Are the Recent Interest Rate Cuts Helpful to You?

Consumers have an average of $12,000 in debt according to research. That debt comes in the form of home mortgages, car loans, credit cards, student loan debt, and many other, mostly unsecured debt obligations. Recently, events in Washington, mostly thanks to the United States Federal Reserve, has caused core interest rates to fall. Are these interest rate cuts helpful to you?

If you’re thinking that this is old news, you’re right, interest rates have been falling but what we’re talking about is another leg down. Mortgage rates for the best qualified buyers have dipped below 4%, a low not seen in decades.

The 10 year treasury yield is hovering around 2% and the Federal Reserve has gone on record saying that they will keep the Federal Funds rate between 0% and 0.25% until at least 2013, an unprecedented move. This has caused interest rate cuts throughout the financial industry.

Most consumers don’t care about treasury rates, federal funds rates, and most aren’t purchasing homes right now anyway so how does this news affect your family’s bottom line?

Bad News

Largely, these recent interest rate cuts don’t affect any of your loans. If you have student loans, they are almost certainly locked in to a certain interest rate and since interest rates have been falling for a couple of years, you probably already consolidated your loans. If you haven’t, you can consolidate now but all of those loans are packaged and a weighted average of the interest rates becomes your new rate. Try to lock in a rate below 5%.

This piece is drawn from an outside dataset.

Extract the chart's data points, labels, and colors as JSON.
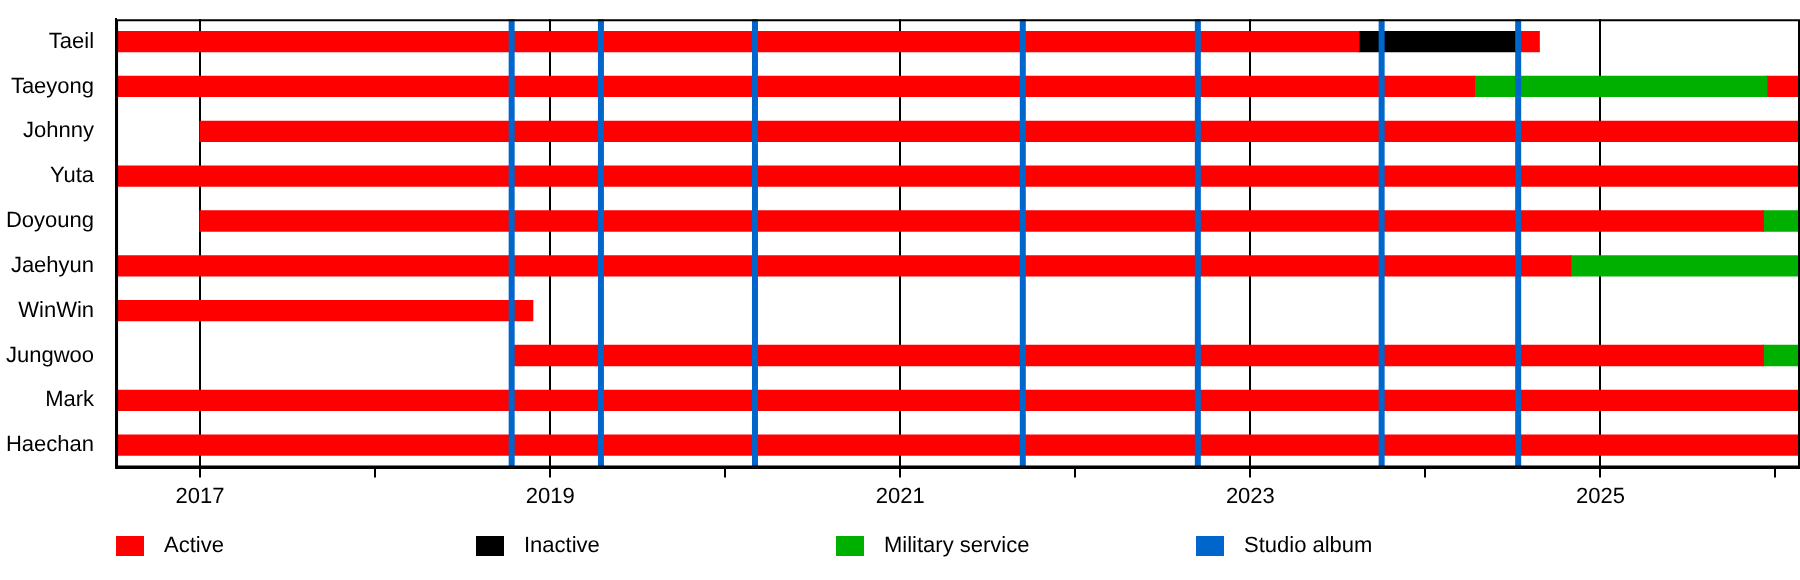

Consolidation of student loans isn’t as simple as it sounds, though. Only certain loans are eligible for consolidation and you can’t consolidate a mix of public and private loans.

Credit Cards

Remember that rate that the Federal Reserve promised to keep at near 0% until 2013? That is what your credit card interest rates are based on so don’t look for much help there either. If you have an existing credit card and the rate is above 15%, ask for a review of your rate if you have a spotless payment history. If you don’t, your chances of a lower rate are slim. If you are a disciplined money manager and you can commit to paying your card off within a year to 18 months, consider a balance transfer to a zero interest rate card. That 0% rate will turn in to a rate that may be higher than your original card. Unfortunately, recent interest rate cuts aren’t going to help your credit card.


If you own a home and you haven’t refinanced since 2008, now might be the time. With interest rates at a historic low, now is the perfect time to find a mortgage refinance calculator online and see if the money you save each month is worth the cost of the refinance.

If you’re considering buying a home, the market is customer friendly but what about your finances? As a general rule, you need an average credit score of 740 and at least a 25% down payment in order to qualify for a loan.


When you hear that interest rates have fallen, the actual benefit to you is often very little. You’ve heard it before but it can’t be repeated enough: The best way to gain better financial footing is to eliminate as much of your debt as possible. This makes any discussion of interest rates largely unimportant to you.